La saga de la défunte cryptomonnaie PlexCoin se poursuivait récemment par une décision du Tribunal administratif des marchés financiers (le « TAMF») qui vient confirmer les mesures prises contre les promoteurs l’an dernier. Comme on s’en souviendra, cette cryptomonnaie avait été lancée en 2017 (promettant des rendements faramineux aux investisseurs), avant d’être interrompue par les autorités québécoises et américaines, parce que ressemblant de trop près à un appel public à l’épargne.
Fait particulièrement intéressant pour nous, afin de confirmer la compétence de l’AMF sur l’affaire, la décision du TAMF tranche qu’en droit, l’émission d’une cryptomonnaie (un « ICO », dans le jargon) pourra parfois équivaloir à une vente de « valeurs mobilières » au même titre qu’un appel public à l’épargne (un « IPO ») par une société publique. Pas de doute, c’était bien le cas de PlexCoin, ce qui vient entacher toute l’opération.
Comme chacun le sait, la Loi sur les valeurs mobilières s’applique à toutes les formes d’investissement, y compris aux « contrats d’investissement » qu’on définit en gros comme ceux par lesquels une personne investit dans un projet, dans l’espoir d’un profit qu’on lui a fait miroiter, malgré des risques qu’elle ne peut pas contrôler et même si elle n’aura pas d’autre rôle dans le projet qu’y investir. Or, la preuve de l’AMF révèle que l’offre faite aux internautes (c.-à-d. au public) par les promoteurs de PlexCoin les invitait à investir dans l’achat d’une nouvelle prétendue « cryptomonnaie » qui permettrait un rendement du capital pouvant aller jusqu’à 1 354 %. La trame de faits impliquait donc des paiements par des inconnus non impliqués dans le projet PlexCoin (autrement que pour y investir), dans l’espoir de profits mirobolants qu’on annonçait – la définition s’appliquait donc à PlexCoin. En effet, vu sa nature centralisée (dans les mains des deux promoteurs), contrairement à une véritable cryptomonnaie comme Bitcoin, on peut considérer qu’il y avait ici une entreprise gérée et pilotée par un groupe d’individus qui tentait de tirer parti de la soif de profits de membres du public pour leur soutirer de l’argent. En un mot, on était tout à fait en présence d’une situation de fait comme celle que visent à éviter les lois en matière de valeurs mobilières.
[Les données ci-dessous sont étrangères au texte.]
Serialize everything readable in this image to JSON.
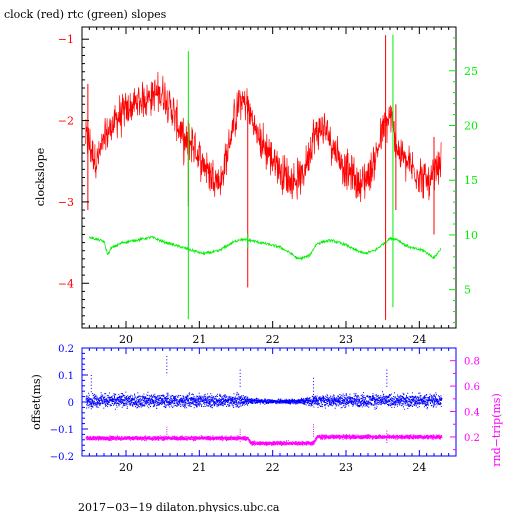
{
  "chart_data": [
    {
      "type": "line",
      "title": "clock (red) rtc (green) slopes",
      "ylabel": "clockslope",
      "xlim": [
        19.4,
        24.5
      ],
      "ylim": [
        -4.55,
        -0.85
      ],
      "y2lim": [
        1.5,
        29
      ],
      "x_ticks": [
        20,
        21,
        22,
        23,
        24
      ],
      "y_ticks": [
        -1,
        -2,
        -3,
        -4
      ],
      "y2_ticks": [
        5,
        10,
        15,
        20,
        25
      ],
      "grid": false,
      "colors": {
        "clock": "#ff0000",
        "rtc": "#00ee00",
        "axes": "#000000"
      },
      "series": [
        {
          "key": "clock",
          "x": [
            19.45,
            19.6,
            19.75,
            19.9,
            20.05,
            20.2,
            20.35,
            20.5,
            20.65,
            20.8,
            20.9,
            21.0,
            21.15,
            21.3,
            21.45,
            21.55,
            21.65,
            21.8,
            21.95,
            22.1,
            22.25,
            22.4,
            22.55,
            22.65,
            22.75,
            22.9,
            23.05,
            23.2,
            23.35,
            23.5,
            23.6,
            23.7,
            23.85,
            24.0,
            24.15,
            24.3
          ],
          "y": [
            -2.2,
            -2.5,
            -2.15,
            -1.95,
            -1.85,
            -1.75,
            -1.7,
            -1.65,
            -1.9,
            -2.3,
            -2.25,
            -2.45,
            -2.65,
            -2.75,
            -2.1,
            -1.75,
            -1.8,
            -2.2,
            -2.4,
            -2.6,
            -2.75,
            -2.7,
            -2.2,
            -2.1,
            -2.15,
            -2.45,
            -2.65,
            -2.8,
            -2.6,
            -2.15,
            -1.95,
            -2.35,
            -2.55,
            -2.65,
            -2.8,
            -2.5
          ],
          "spread": 0.22,
          "spikes": [
            {
              "x": 19.48,
              "lo": -3.1,
              "hi": -1.55
            },
            {
              "x": 20.85,
              "lo": -3.05,
              "hi": -2.0
            },
            {
              "x": 21.66,
              "lo": -4.05,
              "hi": -1.7
            },
            {
              "x": 23.54,
              "lo": -4.45,
              "hi": -0.95
            },
            {
              "x": 23.68,
              "lo": -3.1,
              "hi": -1.8
            },
            {
              "x": 24.2,
              "lo": -3.4,
              "hi": -2.2
            }
          ]
        },
        {
          "key": "rtc",
          "x": [
            19.5,
            19.55,
            19.7,
            19.75,
            19.8,
            19.95,
            20.2,
            20.35,
            20.5,
            20.65,
            20.8,
            20.9,
            21.05,
            21.25,
            21.45,
            21.55,
            21.7,
            21.9,
            22.1,
            22.25,
            22.35,
            22.5,
            22.6,
            22.7,
            22.8,
            23.0,
            23.1,
            23.25,
            23.4,
            23.6,
            23.7,
            23.8,
            23.9,
            24.05,
            24.2,
            24.3
          ],
          "y": [
            9.8,
            9.7,
            9.4,
            8.2,
            8.8,
            9.3,
            9.6,
            9.8,
            9.4,
            9.1,
            8.8,
            8.6,
            8.3,
            8.5,
            9.3,
            9.6,
            9.5,
            9.2,
            8.9,
            8.3,
            7.8,
            8.1,
            9.2,
            9.4,
            9.5,
            9.1,
            8.7,
            8.3,
            8.6,
            9.7,
            9.6,
            9.1,
            8.8,
            8.6,
            7.9,
            8.8
          ],
          "spread": 0.12,
          "spikes": [
            {
              "x": 20.85,
              "lo": 2.3,
              "hi": 26.8
            },
            {
              "x": 21.66,
              "lo": 8.8,
              "hi": 10.1
            },
            {
              "x": 23.64,
              "lo": 3.4,
              "hi": 28.3
            }
          ]
        }
      ]
    },
    {
      "type": "scatter",
      "ylabel": "offset(ms)",
      "y2label": "rnd−trip(ms)",
      "xlabel": "",
      "xlim": [
        19.4,
        24.5
      ],
      "ylim": [
        -0.2,
        0.2
      ],
      "y2lim": [
        0.05,
        0.9
      ],
      "x_ticks": [
        20,
        21,
        22,
        23,
        24
      ],
      "y_ticks": [
        0.2,
        0.1,
        0,
        -0.1,
        -0.2
      ],
      "y_tick_labels": [
        "0.2",
        "0.1",
        "0",
        "−0.1",
        "−0.2"
      ],
      "y2_ticks": [
        0.2,
        0.4,
        0.6,
        0.8
      ],
      "grid": false,
      "colors": {
        "offset": "#0000ff",
        "roundtrip": "#ff00ff",
        "axes": "#0000ff"
      },
      "series": [
        {
          "key": "offset",
          "x": [
            19.45,
            20.0,
            20.5,
            21.0,
            21.5,
            21.7,
            22.0,
            22.3,
            22.6,
            23.0,
            23.5,
            24.0,
            24.3
          ],
          "y": [
            0.005,
            0.005,
            0.005,
            0.005,
            0.005,
            0.003,
            0.002,
            0.002,
            0.004,
            0.005,
            0.005,
            0.005,
            0.005
          ],
          "spread": [
            0.035,
            0.035,
            0.035,
            0.035,
            0.035,
            0.015,
            0.01,
            0.012,
            0.03,
            0.035,
            0.035,
            0.035,
            0.035
          ],
          "outliers": [
            [
              19.52,
              0.1
            ],
            [
              20.55,
              0.17
            ],
            [
              21.55,
              0.12
            ],
            [
              22.55,
              0.09
            ],
            [
              23.55,
              0.12
            ]
          ]
        },
        {
          "key": "roundtrip",
          "x": [
            19.45,
            20.0,
            20.5,
            21.0,
            21.5,
            21.65,
            21.7,
            22.0,
            22.3,
            22.55,
            22.6,
            23.0,
            23.5,
            24.0,
            24.3
          ],
          "y": [
            0.19,
            0.19,
            0.19,
            0.19,
            0.19,
            0.19,
            0.15,
            0.15,
            0.15,
            0.15,
            0.2,
            0.2,
            0.2,
            0.2,
            0.2
          ],
          "spread": 0.022,
          "outliers": [
            [
              20.55,
              0.28
            ],
            [
              21.55,
              0.26
            ],
            [
              22.55,
              0.3
            ],
            [
              23.55,
              0.25
            ]
          ]
        }
      ]
    }
  ],
  "footer": "2017−03−19  dilaton.physics.ubc.ca"
}
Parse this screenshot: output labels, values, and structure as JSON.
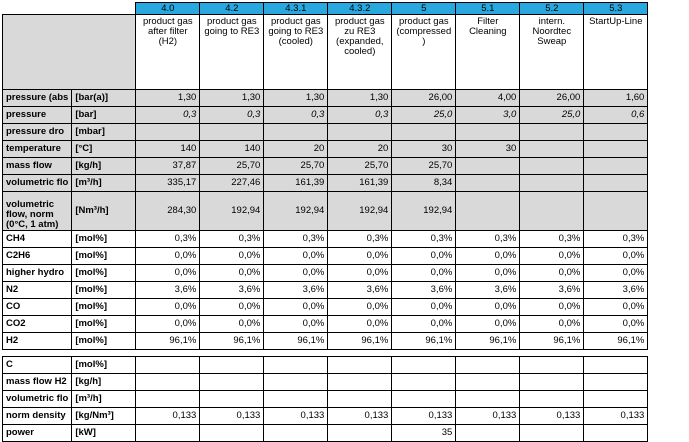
{
  "columns": [
    {
      "id": "4.0",
      "desc": "product gas after filter (H2)"
    },
    {
      "id": "4.2",
      "desc": "product gas going to RE3"
    },
    {
      "id": "4.3.1",
      "desc": "product gas going to RE3 (cooled)"
    },
    {
      "id": "4.3.2",
      "desc": "product gas zu RE3 (expanded, cooled)"
    },
    {
      "id": "5",
      "desc": "product gas (compressed )"
    },
    {
      "id": "5.1",
      "desc": "Filter Cleaning"
    },
    {
      "id": "5.2",
      "desc": "intern. Noordtec Sweap"
    },
    {
      "id": "5.3",
      "desc": "StartUp-Line"
    }
  ],
  "rows": [
    {
      "label": "pressure (abs",
      "unit": "[bar(a)]",
      "values": [
        "1,30",
        "1,30",
        "1,30",
        "1,30",
        "26,00",
        "4,00",
        "26,00",
        "1,60"
      ],
      "shade": true,
      "italic": false
    },
    {
      "label": "pressure",
      "unit": "[bar]",
      "values": [
        "0,3",
        "0,3",
        "0,3",
        "0,3",
        "25,0",
        "3,0",
        "25,0",
        "0,6"
      ],
      "shade": true,
      "italic": true
    },
    {
      "label": "pressure dro",
      "unit": "[mbar]",
      "values": [
        "",
        "",
        "",
        "",
        "",
        "",
        "",
        ""
      ],
      "shade": true,
      "italic": false
    },
    {
      "label": "temperature",
      "unit": "[°C]",
      "values": [
        "140",
        "140",
        "20",
        "20",
        "30",
        "30",
        "",
        ""
      ],
      "shade": true,
      "italic": false
    },
    {
      "label": "mass flow",
      "unit": "[kg/h]",
      "values": [
        "37,87",
        "25,70",
        "25,70",
        "25,70",
        "25,70",
        "",
        "",
        ""
      ],
      "shade": true,
      "italic": false
    },
    {
      "label": "volumetric flo",
      "unit": "[m³/h]",
      "values": [
        "335,17",
        "227,46",
        "161,39",
        "161,39",
        "8,34",
        "",
        "",
        ""
      ],
      "shade": true,
      "italic": false
    },
    {
      "label": "volumetric flow, norm (0°C, 1 atm)",
      "unit": "[Nm³/h]",
      "values": [
        "284,30",
        "192,94",
        "192,94",
        "192,94",
        "192,94",
        "",
        "",
        ""
      ],
      "shade": true,
      "italic": false,
      "tall": true
    },
    {
      "label": "CH4",
      "unit": "[mol%]",
      "values": [
        "0,3%",
        "0,3%",
        "0,3%",
        "0,3%",
        "0,3%",
        "0,3%",
        "0,3%",
        "0,3%"
      ],
      "shade": false,
      "italic": false
    },
    {
      "label": "C2H6",
      "unit": "[mol%]",
      "values": [
        "0,0%",
        "0,0%",
        "0,0%",
        "0,0%",
        "0,0%",
        "0,0%",
        "0,0%",
        "0,0%"
      ],
      "shade": false,
      "italic": false
    },
    {
      "label": "higher hydro",
      "unit": "[mol%]",
      "values": [
        "0,0%",
        "0,0%",
        "0,0%",
        "0,0%",
        "0,0%",
        "0,0%",
        "0,0%",
        "0,0%"
      ],
      "shade": false,
      "italic": false
    },
    {
      "label": "N2",
      "unit": "[mol%]",
      "values": [
        "3,6%",
        "3,6%",
        "3,6%",
        "3,6%",
        "3,6%",
        "3,6%",
        "3,6%",
        "3,6%"
      ],
      "shade": false,
      "italic": false
    },
    {
      "label": "CO",
      "unit": "[mol%]",
      "values": [
        "0,0%",
        "0,0%",
        "0,0%",
        "0,0%",
        "0,0%",
        "0,0%",
        "0,0%",
        "0,0%"
      ],
      "shade": false,
      "italic": false
    },
    {
      "label": "CO2",
      "unit": "[mol%]",
      "values": [
        "0,0%",
        "0,0%",
        "0,0%",
        "0,0%",
        "0,0%",
        "0,0%",
        "0,0%",
        "0,0%"
      ],
      "shade": false,
      "italic": false
    },
    {
      "label": "H2",
      "unit": "[mol%]",
      "values": [
        "96,1%",
        "96,1%",
        "96,1%",
        "96,1%",
        "96,1%",
        "96,1%",
        "96,1%",
        "96,1%"
      ],
      "shade": false,
      "italic": false
    },
    {
      "gap": true
    },
    {
      "label": "C",
      "unit": "[mol%]",
      "values": [
        "",
        "",
        "",
        "",
        "",
        "",
        "",
        ""
      ],
      "shade": false,
      "italic": false
    },
    {
      "label": "mass flow H2",
      "unit": "[kg/h]",
      "values": [
        "",
        "",
        "",
        "",
        "",
        "",
        "",
        ""
      ],
      "shade": false,
      "italic": false
    },
    {
      "label": "volumetric flo",
      "unit": "[m³/h]",
      "values": [
        "",
        "",
        "",
        "",
        "",
        "",
        "",
        ""
      ],
      "shade": false,
      "italic": false
    },
    {
      "label": "norm density",
      "unit": "[kg/Nm³]",
      "values": [
        "0,133",
        "0,133",
        "0,133",
        "0,133",
        "0,133",
        "0,133",
        "0,133",
        "0,133"
      ],
      "shade": false,
      "italic": false
    },
    {
      "label": "power",
      "unit": "[kW]",
      "values": [
        "",
        "",
        "",
        "",
        "35",
        "",
        "",
        ""
      ],
      "shade": false,
      "italic": false
    }
  ]
}
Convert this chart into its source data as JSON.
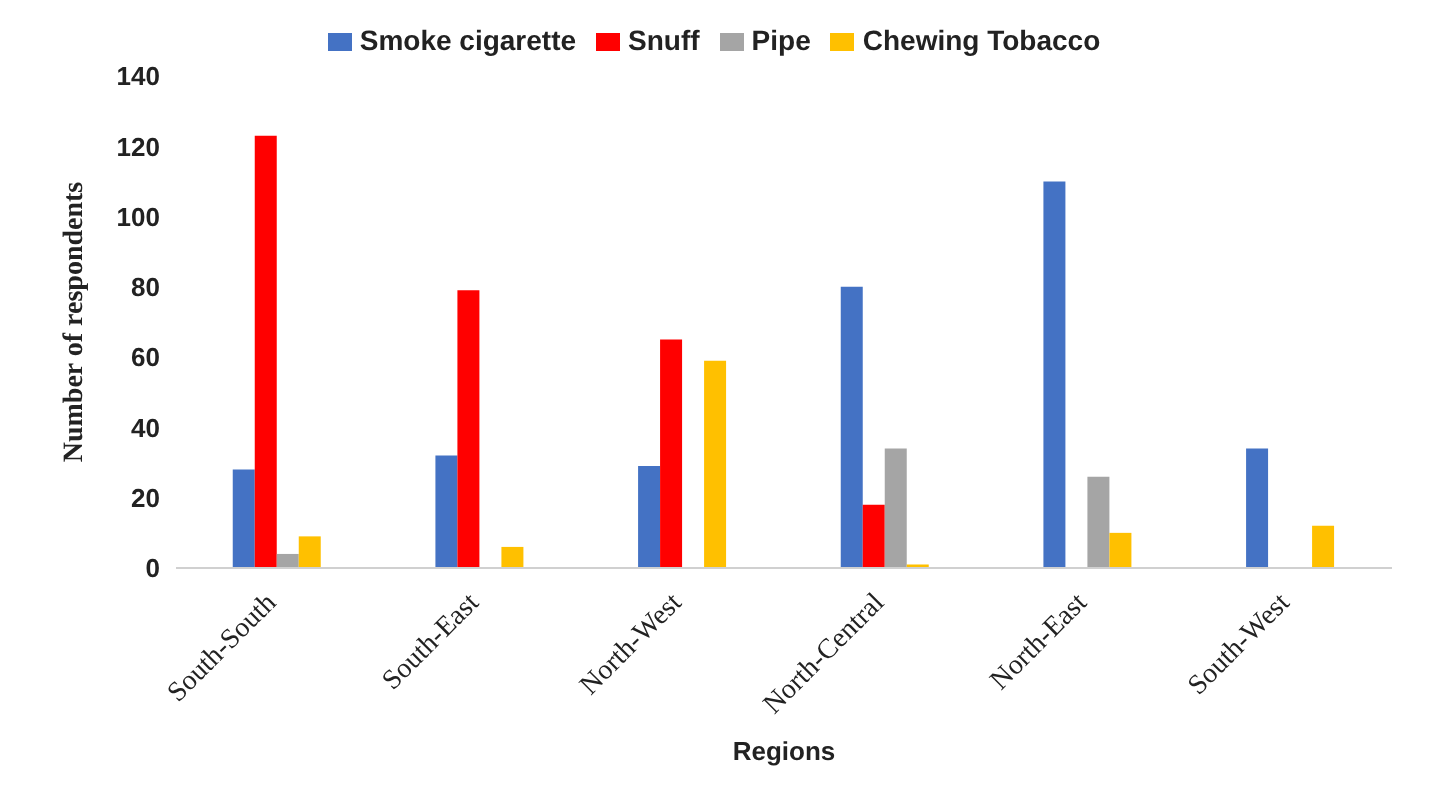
{
  "chart_data": {
    "type": "bar",
    "xlabel": "Regions",
    "ylabel": "Number of respondents",
    "categories": [
      "South-South",
      "South-East",
      "North-West",
      "North-Central",
      "North-East",
      "South-West"
    ],
    "series": [
      {
        "name": "Smoke cigarette",
        "color": "#4472c4",
        "values": [
          28,
          32,
          29,
          80,
          110,
          34
        ]
      },
      {
        "name": "Snuff",
        "color": "#ff0000",
        "values": [
          123,
          79,
          65,
          18,
          0,
          0
        ]
      },
      {
        "name": "Pipe",
        "color": "#a5a5a5",
        "values": [
          4,
          0,
          0,
          34,
          26,
          0
        ]
      },
      {
        "name": "Chewing Tobacco",
        "color": "#ffc000",
        "values": [
          9,
          6,
          59,
          1,
          10,
          12
        ]
      }
    ],
    "ylim": [
      0,
      140
    ],
    "yticks": [
      0,
      20,
      40,
      60,
      80,
      100,
      120,
      140
    ],
    "grid": false,
    "legend": "top"
  }
}
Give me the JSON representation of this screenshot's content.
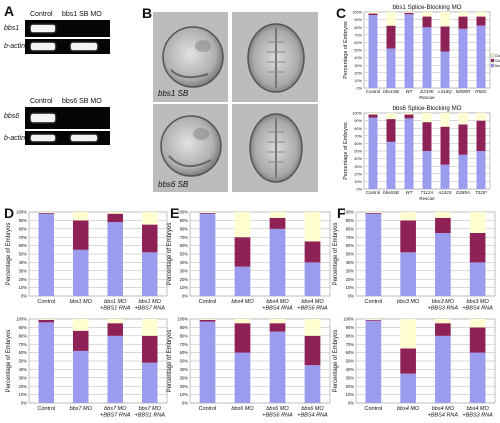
{
  "panel_labels": {
    "A": "A",
    "B": "B",
    "C": "C",
    "D": "D",
    "E": "E",
    "F": "F"
  },
  "colors": {
    "normal": "#9c9cef",
    "class1": "#8e2257",
    "class2": "#fefed0",
    "grid": "#b4b4b4",
    "axis": "#555555"
  },
  "gel_top": {
    "col_control": "Control",
    "col_mo": "bbs1 SB MO",
    "row1": "bbs1",
    "row2": "b-actin"
  },
  "gel_bottom": {
    "col_control": "Control",
    "col_mo": "bbs6 SB MO",
    "row1": "bbs6",
    "row2": "b-actin"
  },
  "embryo_labels": {
    "top": "bbs1 SB",
    "bottom": "bbs6 SB"
  },
  "chart_data": [
    {
      "id": "C1",
      "type": "bar",
      "stacked": true,
      "title": "bbs1 Splice-Blocking MO",
      "xlabel": "Rescue",
      "ylabel": "Percentage of Embryos",
      "yticks": [
        "0%",
        "10%",
        "20%",
        "30%",
        "40%",
        "50%",
        "60%",
        "70%",
        "80%",
        "90%",
        "100%"
      ],
      "categories": [
        "Control",
        "bbs1SB",
        "WT",
        "E234K",
        "L518Q",
        "M390R",
        "R50C"
      ],
      "series": [
        {
          "name": "Normal",
          "values": [
            96,
            52,
            97,
            80,
            48,
            78,
            82
          ]
        },
        {
          "name": "Class I",
          "values": [
            2,
            30,
            2,
            14,
            33,
            16,
            12
          ]
        },
        {
          "name": "Class II",
          "values": [
            2,
            18,
            1,
            6,
            19,
            6,
            6
          ]
        }
      ],
      "legend": [
        "Class II",
        "Class I",
        "Normal"
      ],
      "ylim": [
        0,
        100
      ]
    },
    {
      "id": "C2",
      "type": "bar",
      "stacked": true,
      "title": "bbs6 Splice-Blocking MO",
      "xlabel": "Rescue",
      "ylabel": "Percentage of Embryos",
      "yticks": [
        "0%",
        "10%",
        "20%",
        "30%",
        "40%",
        "50%",
        "60%",
        "70%",
        "80%",
        "90%",
        "100%"
      ],
      "categories": [
        "Control",
        "bbs6SB",
        "WT",
        "T112A",
        "A242S",
        "D285A",
        "T325*"
      ],
      "series": [
        {
          "name": "Normal",
          "values": [
            94,
            62,
            93,
            50,
            32,
            45,
            50
          ]
        },
        {
          "name": "Class I",
          "values": [
            4,
            30,
            5,
            38,
            50,
            40,
            40
          ]
        },
        {
          "name": "Class II",
          "values": [
            2,
            8,
            2,
            12,
            18,
            15,
            10
          ]
        }
      ],
      "ylim": [
        0,
        100
      ]
    },
    {
      "id": "D1",
      "type": "bar",
      "stacked": true,
      "ylabel": "Percentage of Embryos",
      "yticks": [
        "0%",
        "10%",
        "20%",
        "30%",
        "40%",
        "50%",
        "60%",
        "70%",
        "80%",
        "90%",
        "100%"
      ],
      "categories": [
        [
          "Control"
        ],
        [
          "bbs1 MO"
        ],
        [
          "bbs1 MO",
          "+BBS1 RNA"
        ],
        [
          "bbs1 MO",
          "+BBS7 RNA"
        ]
      ],
      "series": [
        {
          "name": "Normal",
          "values": [
            98,
            55,
            88,
            52
          ]
        },
        {
          "name": "Class I",
          "values": [
            1,
            35,
            10,
            33
          ]
        },
        {
          "name": "Class II",
          "values": [
            1,
            10,
            2,
            15
          ]
        }
      ],
      "ylim": [
        0,
        100
      ]
    },
    {
      "id": "D2",
      "type": "bar",
      "stacked": true,
      "ylabel": "Percentage of Embryos",
      "yticks": [
        "0%",
        "10%",
        "20%",
        "30%",
        "40%",
        "50%",
        "60%",
        "70%",
        "80%",
        "90%",
        "100%"
      ],
      "categories": [
        [
          "Control"
        ],
        [
          "bbs7 MO"
        ],
        [
          "bbs7 MO",
          "+BBS7 RNA"
        ],
        [
          "bbs7 MO",
          "+BBS1 RNA"
        ]
      ],
      "series": [
        {
          "name": "Normal",
          "values": [
            96,
            62,
            80,
            48
          ]
        },
        {
          "name": "Class I",
          "values": [
            3,
            24,
            15,
            32
          ]
        },
        {
          "name": "Class II",
          "values": [
            1,
            14,
            5,
            20
          ]
        }
      ],
      "ylim": [
        0,
        100
      ]
    },
    {
      "id": "E1",
      "type": "bar",
      "stacked": true,
      "ylabel": "Percentage of Embryos",
      "yticks": [
        "0%",
        "10%",
        "20%",
        "30%",
        "40%",
        "50%",
        "60%",
        "70%",
        "80%",
        "90%",
        "100%"
      ],
      "categories": [
        [
          "Control"
        ],
        [
          "bbs4 MO"
        ],
        [
          "bbs4 MO",
          "+BBS4 RNA"
        ],
        [
          "bbs4 MO",
          "+BBS6 RNA"
        ]
      ],
      "series": [
        {
          "name": "Normal",
          "values": [
            98,
            35,
            80,
            40
          ]
        },
        {
          "name": "Class I",
          "values": [
            1,
            35,
            13,
            25
          ]
        },
        {
          "name": "Class II",
          "values": [
            1,
            30,
            7,
            35
          ]
        }
      ],
      "ylim": [
        0,
        100
      ]
    },
    {
      "id": "E2",
      "type": "bar",
      "stacked": true,
      "ylabel": "Percentage of Embryos",
      "yticks": [
        "0%",
        "10%",
        "20%",
        "30%",
        "40%",
        "50%",
        "60%",
        "70%",
        "80%",
        "90%",
        "100%"
      ],
      "categories": [
        [
          "Control"
        ],
        [
          "bbs6 MO"
        ],
        [
          "bbs6 MO",
          "+BBS6 RNA"
        ],
        [
          "bbs6 MO",
          "+BBS4 RNA"
        ]
      ],
      "series": [
        {
          "name": "Normal",
          "values": [
            97,
            60,
            85,
            45
          ]
        },
        {
          "name": "Class I",
          "values": [
            2,
            35,
            10,
            35
          ]
        },
        {
          "name": "Class II",
          "values": [
            1,
            5,
            5,
            20
          ]
        }
      ],
      "ylim": [
        0,
        100
      ]
    },
    {
      "id": "F1",
      "type": "bar",
      "stacked": true,
      "ylabel": "Percentage of Embryos",
      "yticks": [
        "0%",
        "10%",
        "20%",
        "30%",
        "40%",
        "50%",
        "60%",
        "70%",
        "80%",
        "90%",
        "100%"
      ],
      "categories": [
        [
          "Control"
        ],
        [
          "bbs3 MO"
        ],
        [
          "bbs3 MO",
          "+BBS3 RNA"
        ],
        [
          "bbs3 MO",
          "+BBS4 RNA"
        ]
      ],
      "series": [
        {
          "name": "Normal",
          "values": [
            98,
            52,
            75,
            40
          ]
        },
        {
          "name": "Class I",
          "values": [
            1,
            38,
            18,
            35
          ]
        },
        {
          "name": "Class II",
          "values": [
            1,
            10,
            7,
            25
          ]
        }
      ],
      "ylim": [
        0,
        100
      ]
    },
    {
      "id": "F2",
      "type": "bar",
      "stacked": true,
      "ylabel": "Percentage of Embryos",
      "yticks": [
        "0%",
        "10%",
        "20%",
        "30%",
        "40%",
        "50%",
        "60%",
        "70%",
        "80%",
        "90%",
        "100%"
      ],
      "categories": [
        [
          "Control"
        ],
        [
          "bbs4 MO"
        ],
        [
          "bbs4 MO",
          "+BBS4 RNA"
        ],
        [
          "bbs4 MO",
          "+BBS3 RNA"
        ]
      ],
      "series": [
        {
          "name": "Normal",
          "values": [
            98,
            35,
            80,
            60
          ]
        },
        {
          "name": "Class I",
          "values": [
            1,
            30,
            15,
            30
          ]
        },
        {
          "name": "Class II",
          "values": [
            1,
            35,
            5,
            10
          ]
        }
      ],
      "ylim": [
        0,
        100
      ]
    }
  ]
}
En droit, il n’y avait pas de différence entre offrir/vendre des pièces de PlexCoin et offrir/vendre les actions d’une société qu’on espérait financer. Puisque cela a été fait à des étrangers (internautes), les promoteurs du projet se devaient de respecter les nombreux et lourds prérequis juridiques pour s’adonner à ce genre d’activités, ce qu’ils n’ont évidemment pas fait.
C’est donc confirmé, en droit québécois : oui, le fait pour quiconque d’émettre des pièces de cryptomonnaies (par un ICO) peut, en certaines circonstances, équivaloir à vendre des placements ou des investissements ou émettre des actions. La prudence s’avère donc de mise pour les promoteurs de cryptomonnaies.
Pour en revenir à la décision récente du TAMF, compte tenu de sa conclusion quant à la qualification à donner au PlexCoin et de la preuve ample au dossier, le tribunal vient aisément reconfirmer les ordonnances imposées en 2017 aux créateurs de PlexCoin, Dominic Lacroix, sa conjointe Sabrina Paradis-Royer et leurs entreprises (LEXCORPS, PLEXCOIN, DL INNOV INC. et GESTIO INC.), incluant l’interdiction de solliciter des investisseurs. Lacroix et sa conjointe doivent aussi fermer les sites Web utilisés pour promouvoir le PlexCoin. On reconfirme d’ailleurs le blocage d’actifs du couple, y compris des comptes bancaires.
Le couple d’entrepreneurs à la fibre morale fortement élastique est d’ailleurs loin de se sortir du pétrin, puisqu’en plus du dossier piloté par l’AMF, la SEC américaine s’est également intéressée au dossier, alléguant que le couple aurait empoché une quinzaine de millions de dollars grâce à son stratagème illicite.